I bought this two-piece wonder back in 1996 - as it happens, for a trip to Indonesia. And, as the years went by, I've dusted it off from time to time for the odd vacation. But the wetsuit really came into its own when we moved aboard Papillon. As the more perceptive among you will have deduced from my subtle clues, we spend a lot of time in the water. We'll jump into any body of water that is clean enough and crocodile-free.
However, I have temperature issues. My Goldilocks Temperature Zone is ridiculously narrow; I'm always either boiling to death or turning into an ice cube. In the water, it's the latter. So my handy-dandy wetsuit has gotten a serious workout over the past six years. If the water is less than 30 C, I'm wearing one piece or the other, and probably both.
I've tried not to be too proud that I can still fit into a piece of skin-tight clothing I bought when I was 21. I'm more relieved than smug that I can still cram into this piece of equipment. Do you know how hard it is to replace a wetsuit in the middle of the Pacific? Harder than finding peanut butter or cheddar cheese. So I've treated my suit nicely, hoping against hope it would last.

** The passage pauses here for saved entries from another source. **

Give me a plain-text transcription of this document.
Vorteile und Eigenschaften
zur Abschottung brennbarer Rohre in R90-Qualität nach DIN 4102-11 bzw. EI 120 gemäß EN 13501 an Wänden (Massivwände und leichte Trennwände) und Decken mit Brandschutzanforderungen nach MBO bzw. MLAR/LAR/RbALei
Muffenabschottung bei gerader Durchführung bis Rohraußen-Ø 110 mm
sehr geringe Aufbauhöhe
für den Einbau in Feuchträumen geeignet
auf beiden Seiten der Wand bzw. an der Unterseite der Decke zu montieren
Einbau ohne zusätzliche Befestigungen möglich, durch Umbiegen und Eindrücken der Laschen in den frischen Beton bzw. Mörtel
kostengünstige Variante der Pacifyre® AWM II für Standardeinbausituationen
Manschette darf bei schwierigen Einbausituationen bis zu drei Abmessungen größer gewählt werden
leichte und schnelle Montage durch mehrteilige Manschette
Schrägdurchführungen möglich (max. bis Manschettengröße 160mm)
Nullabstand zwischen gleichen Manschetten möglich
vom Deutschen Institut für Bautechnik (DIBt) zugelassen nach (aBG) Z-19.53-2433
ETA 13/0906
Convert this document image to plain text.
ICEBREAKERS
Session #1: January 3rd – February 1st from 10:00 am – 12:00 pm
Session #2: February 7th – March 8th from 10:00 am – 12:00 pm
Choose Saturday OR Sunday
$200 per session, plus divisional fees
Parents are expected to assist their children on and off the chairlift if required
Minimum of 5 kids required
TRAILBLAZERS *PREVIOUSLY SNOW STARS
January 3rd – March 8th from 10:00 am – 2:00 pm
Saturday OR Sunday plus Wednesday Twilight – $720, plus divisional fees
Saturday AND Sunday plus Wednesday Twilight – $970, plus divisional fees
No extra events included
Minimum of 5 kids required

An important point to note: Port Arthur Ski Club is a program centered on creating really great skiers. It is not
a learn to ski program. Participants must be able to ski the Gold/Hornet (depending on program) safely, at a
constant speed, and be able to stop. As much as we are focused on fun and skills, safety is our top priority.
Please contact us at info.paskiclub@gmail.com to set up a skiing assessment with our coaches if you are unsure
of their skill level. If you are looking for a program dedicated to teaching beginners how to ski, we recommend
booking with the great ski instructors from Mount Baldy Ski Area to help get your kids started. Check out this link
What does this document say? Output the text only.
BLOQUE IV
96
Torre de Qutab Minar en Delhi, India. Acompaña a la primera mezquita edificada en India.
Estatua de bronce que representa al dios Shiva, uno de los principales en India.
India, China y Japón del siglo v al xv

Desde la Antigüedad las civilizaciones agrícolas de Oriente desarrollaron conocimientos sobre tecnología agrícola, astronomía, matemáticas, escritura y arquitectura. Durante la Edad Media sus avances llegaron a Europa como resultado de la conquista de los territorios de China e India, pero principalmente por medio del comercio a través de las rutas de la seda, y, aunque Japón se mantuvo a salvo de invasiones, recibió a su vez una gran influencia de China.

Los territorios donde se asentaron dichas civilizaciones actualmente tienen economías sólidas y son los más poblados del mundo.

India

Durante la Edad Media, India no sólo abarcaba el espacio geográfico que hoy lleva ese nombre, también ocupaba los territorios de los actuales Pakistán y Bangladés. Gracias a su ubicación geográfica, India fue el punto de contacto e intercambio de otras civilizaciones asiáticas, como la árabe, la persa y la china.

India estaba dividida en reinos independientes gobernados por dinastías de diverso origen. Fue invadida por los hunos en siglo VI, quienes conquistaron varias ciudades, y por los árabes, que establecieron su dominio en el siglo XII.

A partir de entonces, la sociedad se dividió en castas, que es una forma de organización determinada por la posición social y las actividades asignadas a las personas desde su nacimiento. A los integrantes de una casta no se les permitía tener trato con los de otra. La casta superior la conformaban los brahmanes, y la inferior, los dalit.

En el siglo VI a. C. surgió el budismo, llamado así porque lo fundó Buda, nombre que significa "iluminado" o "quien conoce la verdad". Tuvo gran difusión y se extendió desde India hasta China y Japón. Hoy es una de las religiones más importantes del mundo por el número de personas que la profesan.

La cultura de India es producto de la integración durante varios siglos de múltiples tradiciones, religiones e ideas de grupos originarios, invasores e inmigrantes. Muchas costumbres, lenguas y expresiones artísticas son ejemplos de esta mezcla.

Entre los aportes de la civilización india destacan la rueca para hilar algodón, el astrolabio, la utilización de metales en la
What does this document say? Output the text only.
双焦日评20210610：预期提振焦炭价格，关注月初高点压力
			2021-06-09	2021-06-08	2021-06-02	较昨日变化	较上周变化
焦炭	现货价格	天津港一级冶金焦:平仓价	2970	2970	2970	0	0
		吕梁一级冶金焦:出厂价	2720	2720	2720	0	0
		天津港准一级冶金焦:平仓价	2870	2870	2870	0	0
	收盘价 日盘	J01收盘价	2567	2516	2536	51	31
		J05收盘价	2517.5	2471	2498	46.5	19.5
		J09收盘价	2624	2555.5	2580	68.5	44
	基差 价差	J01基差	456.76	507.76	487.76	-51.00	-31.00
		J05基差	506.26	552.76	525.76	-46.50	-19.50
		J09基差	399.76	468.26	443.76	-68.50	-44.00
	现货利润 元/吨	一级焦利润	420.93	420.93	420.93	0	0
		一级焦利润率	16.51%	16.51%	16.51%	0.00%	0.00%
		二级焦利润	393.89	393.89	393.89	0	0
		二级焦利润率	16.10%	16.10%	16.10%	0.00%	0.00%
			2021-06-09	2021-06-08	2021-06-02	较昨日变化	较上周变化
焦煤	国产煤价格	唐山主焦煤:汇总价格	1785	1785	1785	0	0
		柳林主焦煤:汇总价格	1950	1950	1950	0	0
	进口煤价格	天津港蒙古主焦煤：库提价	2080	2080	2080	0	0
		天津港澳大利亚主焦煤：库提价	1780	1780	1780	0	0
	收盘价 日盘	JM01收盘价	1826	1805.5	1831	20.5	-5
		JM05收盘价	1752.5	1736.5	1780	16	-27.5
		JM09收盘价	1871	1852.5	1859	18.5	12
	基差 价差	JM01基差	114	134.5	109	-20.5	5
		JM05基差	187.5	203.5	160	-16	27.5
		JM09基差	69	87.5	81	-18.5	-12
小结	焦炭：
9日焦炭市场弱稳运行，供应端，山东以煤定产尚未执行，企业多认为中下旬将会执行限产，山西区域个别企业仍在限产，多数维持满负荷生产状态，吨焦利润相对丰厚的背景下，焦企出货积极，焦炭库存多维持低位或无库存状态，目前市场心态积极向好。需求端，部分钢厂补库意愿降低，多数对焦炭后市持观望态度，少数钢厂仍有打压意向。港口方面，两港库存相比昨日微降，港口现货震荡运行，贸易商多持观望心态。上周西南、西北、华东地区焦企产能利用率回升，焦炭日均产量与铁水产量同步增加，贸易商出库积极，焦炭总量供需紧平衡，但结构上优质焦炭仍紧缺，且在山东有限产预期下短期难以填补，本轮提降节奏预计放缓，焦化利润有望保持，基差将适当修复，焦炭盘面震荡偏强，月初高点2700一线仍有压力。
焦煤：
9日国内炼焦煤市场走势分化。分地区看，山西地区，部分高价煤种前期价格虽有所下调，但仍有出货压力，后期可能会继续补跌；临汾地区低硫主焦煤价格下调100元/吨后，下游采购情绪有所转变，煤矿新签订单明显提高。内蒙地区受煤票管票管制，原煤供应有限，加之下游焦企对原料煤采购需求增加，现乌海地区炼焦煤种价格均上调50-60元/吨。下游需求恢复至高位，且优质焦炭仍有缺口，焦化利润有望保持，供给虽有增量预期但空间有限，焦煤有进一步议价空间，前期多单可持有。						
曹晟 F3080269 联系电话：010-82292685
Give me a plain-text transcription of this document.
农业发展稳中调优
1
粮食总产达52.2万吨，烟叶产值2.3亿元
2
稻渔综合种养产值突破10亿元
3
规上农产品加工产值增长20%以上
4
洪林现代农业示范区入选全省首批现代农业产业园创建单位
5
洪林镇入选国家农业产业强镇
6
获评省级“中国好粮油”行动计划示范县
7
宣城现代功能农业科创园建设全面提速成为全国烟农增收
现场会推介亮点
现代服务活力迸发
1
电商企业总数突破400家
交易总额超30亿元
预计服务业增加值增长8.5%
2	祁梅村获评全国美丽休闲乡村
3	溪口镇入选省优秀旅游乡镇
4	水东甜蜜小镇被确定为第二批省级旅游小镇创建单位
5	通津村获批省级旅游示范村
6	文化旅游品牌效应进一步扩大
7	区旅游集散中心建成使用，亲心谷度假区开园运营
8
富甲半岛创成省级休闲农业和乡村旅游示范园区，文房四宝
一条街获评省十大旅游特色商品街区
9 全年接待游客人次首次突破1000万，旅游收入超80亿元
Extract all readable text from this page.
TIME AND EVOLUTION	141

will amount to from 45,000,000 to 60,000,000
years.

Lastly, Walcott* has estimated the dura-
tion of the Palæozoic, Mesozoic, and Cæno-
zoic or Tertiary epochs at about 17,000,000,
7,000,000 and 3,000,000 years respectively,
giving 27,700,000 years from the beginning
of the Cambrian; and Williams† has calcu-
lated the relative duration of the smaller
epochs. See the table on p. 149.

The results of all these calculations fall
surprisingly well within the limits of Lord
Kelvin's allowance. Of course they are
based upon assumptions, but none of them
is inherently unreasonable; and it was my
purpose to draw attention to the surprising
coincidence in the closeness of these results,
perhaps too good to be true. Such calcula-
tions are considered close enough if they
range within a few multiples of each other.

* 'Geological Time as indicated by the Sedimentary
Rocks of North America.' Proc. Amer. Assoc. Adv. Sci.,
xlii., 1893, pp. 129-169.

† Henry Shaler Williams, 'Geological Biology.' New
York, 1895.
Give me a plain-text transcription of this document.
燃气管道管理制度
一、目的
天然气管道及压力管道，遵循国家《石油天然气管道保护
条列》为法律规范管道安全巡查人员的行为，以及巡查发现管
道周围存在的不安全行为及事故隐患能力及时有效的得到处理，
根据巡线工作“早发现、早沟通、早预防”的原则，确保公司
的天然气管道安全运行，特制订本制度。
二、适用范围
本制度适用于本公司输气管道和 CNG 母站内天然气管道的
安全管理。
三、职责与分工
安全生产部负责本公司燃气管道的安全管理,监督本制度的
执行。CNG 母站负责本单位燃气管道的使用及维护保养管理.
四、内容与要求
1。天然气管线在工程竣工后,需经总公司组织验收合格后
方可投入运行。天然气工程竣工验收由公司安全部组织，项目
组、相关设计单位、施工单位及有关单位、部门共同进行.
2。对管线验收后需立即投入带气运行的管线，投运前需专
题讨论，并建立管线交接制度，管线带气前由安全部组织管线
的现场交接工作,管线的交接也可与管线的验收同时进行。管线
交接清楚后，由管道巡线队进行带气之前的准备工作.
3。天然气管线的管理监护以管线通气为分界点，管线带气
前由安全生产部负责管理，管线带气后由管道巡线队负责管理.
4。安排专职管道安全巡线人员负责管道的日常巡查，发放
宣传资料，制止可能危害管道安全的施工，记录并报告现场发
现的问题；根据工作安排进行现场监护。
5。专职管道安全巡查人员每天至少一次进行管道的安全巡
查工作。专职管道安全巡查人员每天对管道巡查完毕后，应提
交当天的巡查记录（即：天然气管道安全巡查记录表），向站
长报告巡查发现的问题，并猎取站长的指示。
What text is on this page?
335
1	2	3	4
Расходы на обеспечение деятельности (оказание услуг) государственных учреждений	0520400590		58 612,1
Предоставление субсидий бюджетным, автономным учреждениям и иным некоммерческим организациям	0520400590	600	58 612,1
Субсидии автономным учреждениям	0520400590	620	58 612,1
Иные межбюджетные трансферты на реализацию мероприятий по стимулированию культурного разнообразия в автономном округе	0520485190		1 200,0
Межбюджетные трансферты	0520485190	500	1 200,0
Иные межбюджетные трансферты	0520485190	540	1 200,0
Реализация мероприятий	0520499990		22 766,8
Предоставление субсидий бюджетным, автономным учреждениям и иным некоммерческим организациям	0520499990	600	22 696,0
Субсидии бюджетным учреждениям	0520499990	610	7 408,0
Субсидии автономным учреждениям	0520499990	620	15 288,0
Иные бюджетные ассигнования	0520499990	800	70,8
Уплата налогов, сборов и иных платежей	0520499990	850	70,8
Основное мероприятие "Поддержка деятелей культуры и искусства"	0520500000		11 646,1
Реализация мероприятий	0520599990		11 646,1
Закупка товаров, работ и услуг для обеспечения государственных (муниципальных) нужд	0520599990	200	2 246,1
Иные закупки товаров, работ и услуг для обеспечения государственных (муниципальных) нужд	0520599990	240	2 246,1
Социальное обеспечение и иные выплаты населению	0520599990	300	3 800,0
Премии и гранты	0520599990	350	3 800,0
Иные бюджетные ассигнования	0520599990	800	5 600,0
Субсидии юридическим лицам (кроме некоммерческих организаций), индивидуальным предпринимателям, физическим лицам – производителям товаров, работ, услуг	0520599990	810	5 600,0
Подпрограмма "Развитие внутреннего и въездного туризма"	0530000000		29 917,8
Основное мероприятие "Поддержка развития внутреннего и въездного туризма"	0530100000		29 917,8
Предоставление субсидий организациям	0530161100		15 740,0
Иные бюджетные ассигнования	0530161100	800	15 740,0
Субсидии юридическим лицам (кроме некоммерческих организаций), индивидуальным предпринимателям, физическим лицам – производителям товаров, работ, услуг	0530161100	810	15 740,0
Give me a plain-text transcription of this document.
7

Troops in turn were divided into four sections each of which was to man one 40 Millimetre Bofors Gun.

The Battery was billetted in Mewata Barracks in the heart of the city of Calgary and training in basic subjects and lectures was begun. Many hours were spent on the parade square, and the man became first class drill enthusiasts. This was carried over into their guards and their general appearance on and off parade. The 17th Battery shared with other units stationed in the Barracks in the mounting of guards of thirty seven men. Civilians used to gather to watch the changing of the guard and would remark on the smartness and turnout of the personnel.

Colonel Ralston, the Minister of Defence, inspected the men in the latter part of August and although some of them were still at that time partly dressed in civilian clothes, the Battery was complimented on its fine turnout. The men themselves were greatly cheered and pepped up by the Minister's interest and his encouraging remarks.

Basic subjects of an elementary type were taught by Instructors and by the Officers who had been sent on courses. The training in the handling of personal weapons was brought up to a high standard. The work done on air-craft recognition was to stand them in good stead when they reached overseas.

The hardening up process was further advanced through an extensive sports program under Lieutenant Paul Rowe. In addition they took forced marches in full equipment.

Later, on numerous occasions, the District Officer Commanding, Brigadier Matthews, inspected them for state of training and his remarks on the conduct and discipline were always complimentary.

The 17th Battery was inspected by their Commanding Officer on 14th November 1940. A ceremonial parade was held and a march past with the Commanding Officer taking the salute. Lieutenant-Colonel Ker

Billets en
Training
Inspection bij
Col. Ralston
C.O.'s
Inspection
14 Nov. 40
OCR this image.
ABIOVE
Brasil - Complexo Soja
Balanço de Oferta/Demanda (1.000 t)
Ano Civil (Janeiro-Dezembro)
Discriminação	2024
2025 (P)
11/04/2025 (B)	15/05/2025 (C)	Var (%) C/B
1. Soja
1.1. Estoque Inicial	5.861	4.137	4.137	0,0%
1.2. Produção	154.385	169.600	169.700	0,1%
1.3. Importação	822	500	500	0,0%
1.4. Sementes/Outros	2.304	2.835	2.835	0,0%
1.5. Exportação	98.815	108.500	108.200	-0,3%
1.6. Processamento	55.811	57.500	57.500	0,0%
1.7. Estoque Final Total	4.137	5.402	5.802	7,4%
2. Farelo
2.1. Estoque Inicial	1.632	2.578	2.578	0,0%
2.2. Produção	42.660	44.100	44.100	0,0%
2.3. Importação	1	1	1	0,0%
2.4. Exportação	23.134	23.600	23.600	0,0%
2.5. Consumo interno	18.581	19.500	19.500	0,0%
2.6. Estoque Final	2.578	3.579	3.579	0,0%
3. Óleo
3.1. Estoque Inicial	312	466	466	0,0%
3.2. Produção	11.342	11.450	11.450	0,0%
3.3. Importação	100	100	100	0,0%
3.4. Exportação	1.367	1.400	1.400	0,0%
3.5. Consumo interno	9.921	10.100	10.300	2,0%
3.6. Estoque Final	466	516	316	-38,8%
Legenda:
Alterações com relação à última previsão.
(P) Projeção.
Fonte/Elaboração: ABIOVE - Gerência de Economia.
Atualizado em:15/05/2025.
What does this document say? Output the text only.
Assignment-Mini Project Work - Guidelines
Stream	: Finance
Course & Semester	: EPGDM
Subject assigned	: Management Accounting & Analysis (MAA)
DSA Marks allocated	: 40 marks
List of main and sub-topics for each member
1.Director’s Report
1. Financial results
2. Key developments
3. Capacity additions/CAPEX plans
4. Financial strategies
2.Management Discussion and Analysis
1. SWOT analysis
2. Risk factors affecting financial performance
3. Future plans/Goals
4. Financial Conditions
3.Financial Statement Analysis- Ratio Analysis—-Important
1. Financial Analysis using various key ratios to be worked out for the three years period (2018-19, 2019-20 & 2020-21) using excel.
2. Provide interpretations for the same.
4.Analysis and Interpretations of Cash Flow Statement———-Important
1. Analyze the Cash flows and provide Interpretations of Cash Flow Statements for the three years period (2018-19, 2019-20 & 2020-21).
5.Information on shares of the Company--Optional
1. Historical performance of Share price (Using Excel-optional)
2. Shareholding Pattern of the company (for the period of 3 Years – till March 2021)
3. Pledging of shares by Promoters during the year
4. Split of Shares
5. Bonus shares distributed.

Time takes its toll on all of us, and my wetsuit has had its share of knocks. A bit of bother crossing a reef break in Tonga totalled one knee. The top piece is more pearly grey than black. Little holes have appeared here and there. And, little by little, the seat has fallen apart. I've patched and mended and babied and fixed it as best I can. I slither into that thing as carefully as a person can when engaging into an activity that amounts to stuffing one's self into a sausage casing. And I thought I was winning the war.
Indy and I were snorkelling one bright and sunny day in Komodo. I was watching the unicorn fish and wondering if there were any turtles nearby when I felt small fingers dance across my backside. I yelped and rounded on my snorkel-buddy.
"Mom," she said happily, "did you know you have a big rip in your wetsuit?"
I'd noticed a small hole when we left the boat, but it was hardly what I'd call a "big rip". I was about to deliver a snappy retort, when I realized things were feeling a little breezy out back. Sure enough, the tiny hole was now two inches long.
As we swam, Indy gave me regular reports on how big the rip was. "It's longer than my hand now." "It just grew again." "Mom, your whole butt is going to fall out!"
"Yes, thank you. I know." (Writing that here, it looks relatively polite. I'm pretty sure it didn't come out that way at the time.)
Erik hauled out the sewing machine and gave me one last patch. And I hope it is sturdy enough to last the next few weeks. At least, may it spare my dignity until I can find a newer version of exactly the same wetsuit again.